While urging governments to "supercharge" their efforts in conserving the environment, the WWF statement noted that forest ecosystems alone contribute $720 billion to the global economy.
"The COP [convention] urges Parties to take comprehensive and urgent measures necessary to ensure the full implementation of the Strategic Plan for Biodiversity 2011-2020 and corresponding national biodiversity strategies and action plans (NBSAPs)," the statement says, adding that it urges the relevant parties to do so by October 2015.

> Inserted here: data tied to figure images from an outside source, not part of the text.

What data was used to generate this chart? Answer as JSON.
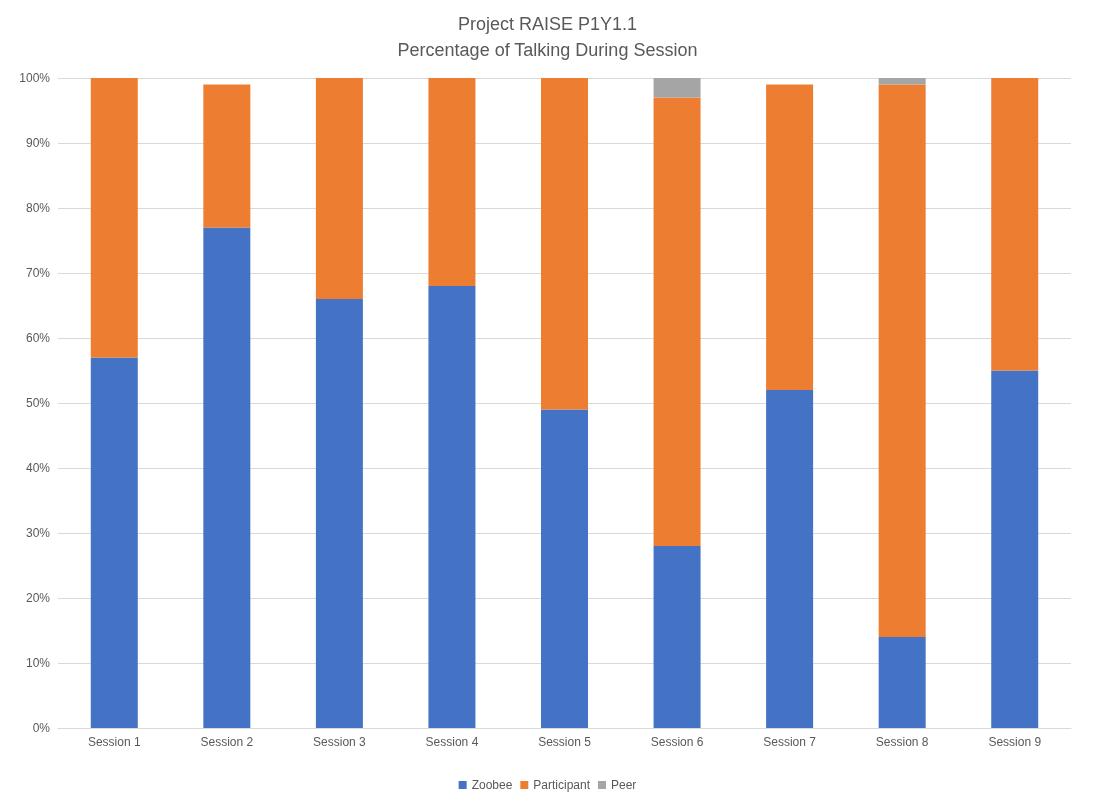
{
  "chart_data": {
    "type": "bar",
    "title": "Project RAISE P1Y1.1\nPercentage of Talking During Session",
    "stacked": true,
    "categories": [
      "Session 1",
      "Session 2",
      "Session 3",
      "Session 4",
      "Session 5",
      "Session 6",
      "Session 7",
      "Session 8",
      "Session 9"
    ],
    "series": [
      {
        "name": "Zoobee",
        "color": "#4472c4",
        "values": [
          57,
          77,
          66,
          68,
          49,
          28,
          52,
          14,
          55
        ]
      },
      {
        "name": "Participant",
        "color": "#ed7d31",
        "values": [
          43,
          22,
          34,
          32,
          51,
          69,
          47,
          85,
          45
        ]
      },
      {
        "name": "Peer",
        "color": "#a5a5a5",
        "values": [
          0,
          0,
          0,
          0,
          0,
          3,
          0,
          1,
          0
        ]
      }
    ],
    "ylim": [
      0,
      100
    ],
    "yticks": [
      {
        "value": 0,
        "label": "0%"
      },
      {
        "value": 10,
        "label": "10%"
      },
      {
        "value": 20,
        "label": "20%"
      },
      {
        "value": 30,
        "label": "30%"
      },
      {
        "value": 40,
        "label": "40%"
      },
      {
        "value": 50,
        "label": "50%"
      },
      {
        "value": 60,
        "label": "60%"
      },
      {
        "value": 70,
        "label": "70%"
      },
      {
        "value": 80,
        "label": "80%"
      },
      {
        "value": 90,
        "label": "90%"
      },
      {
        "value": 100,
        "label": "100%"
      }
    ],
    "grid": "y",
    "legend": "bottom"
  }
}
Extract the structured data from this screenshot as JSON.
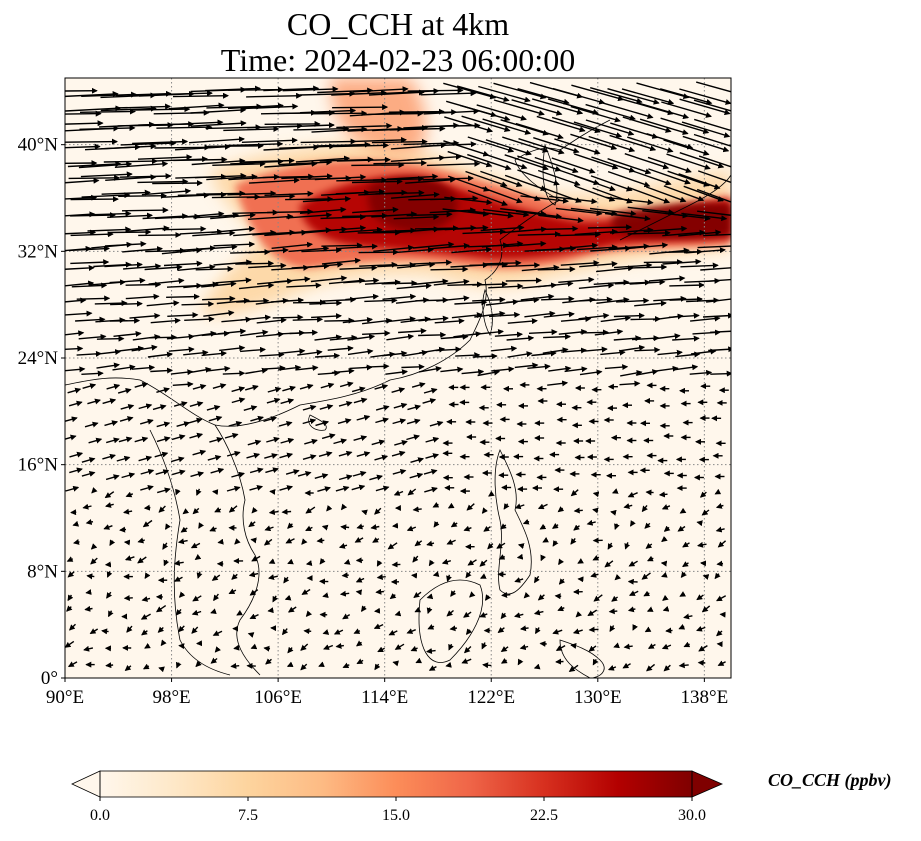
{
  "title": {
    "line1": "CO_CCH at 4km",
    "line2": "Time: 2024-02-23 06:00:00"
  },
  "map": {
    "projection": "PlateCarree",
    "lon_range": [
      90,
      140
    ],
    "lat_range": [
      0,
      45
    ],
    "lon_ticks": [
      "90°E",
      "98°E",
      "106°E",
      "114°E",
      "122°E",
      "130°E",
      "138°E"
    ],
    "lat_ticks": [
      "0°",
      "8°N",
      "16°N",
      "24°N",
      "32°N",
      "40°N"
    ],
    "gridlines": "dotted",
    "field": "CO_CCH concentration, high band along ~30–38°N from ~100°E to 140°E",
    "overlay": "wind vectors (black arrows)"
  },
  "colorbar": {
    "label": "CO_CCH (ppbv)",
    "ticks": [
      "0.0",
      "7.5",
      "15.0",
      "22.5",
      "30.0"
    ],
    "min": 0,
    "max": 30,
    "colormap": "OrRd",
    "extend": "both",
    "colors": [
      "#fff7ec",
      "#fee8c8",
      "#fdd49e",
      "#fdbb84",
      "#fc8d59",
      "#ef6548",
      "#d7301f",
      "#b30000",
      "#7f0000"
    ]
  },
  "colors": {
    "background": "#fff7ec",
    "frame": "#000000",
    "coastline": "#000000",
    "grid": "#888888"
  }
}
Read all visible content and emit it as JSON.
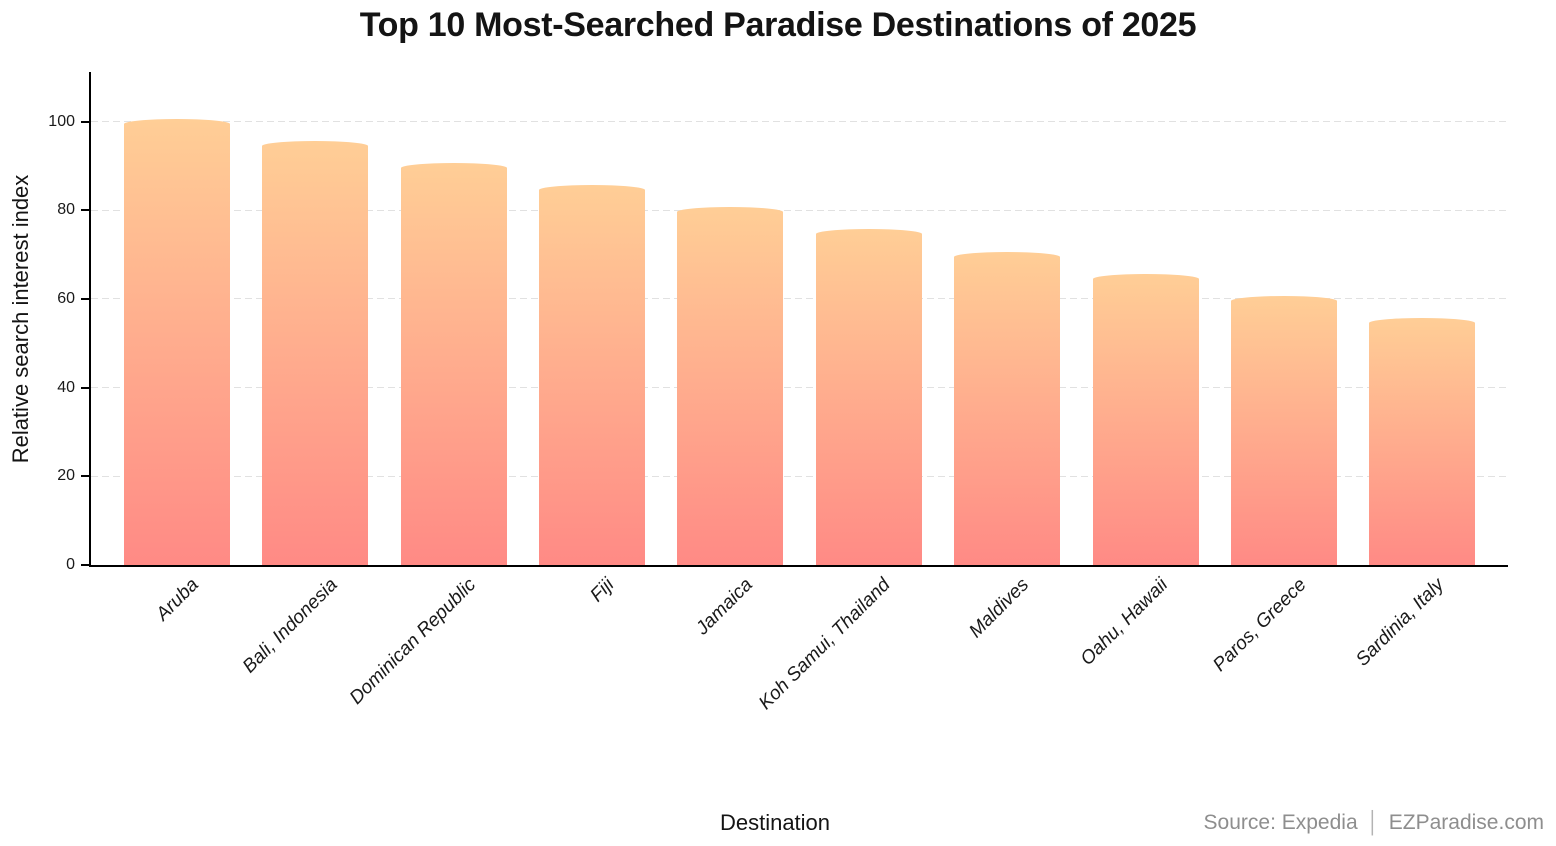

The Strategic Plan for Biodiversity 2011-2020, also known as the Aichi targets, and a main theme at the convention, is a ten-year framework for action by all countries and stakeholders to save biodiversity and enhance its benefits for people, as explained on the Convention on Biological Diversity website.
Among the strategies are getting the governments and society more involved, promoting sustainable use, safeguarding ecosystems and promoting the benefits of conserving biodiversity.
The WWF, formerly the World Wildlife Fund, was founded in 1961 in Switzerland and has been active in issues regarding the conservation, research and restoration of the environment. It is the world's largest independent conservation organization with over 5 million supporters worldwide, working in more than 100 countries.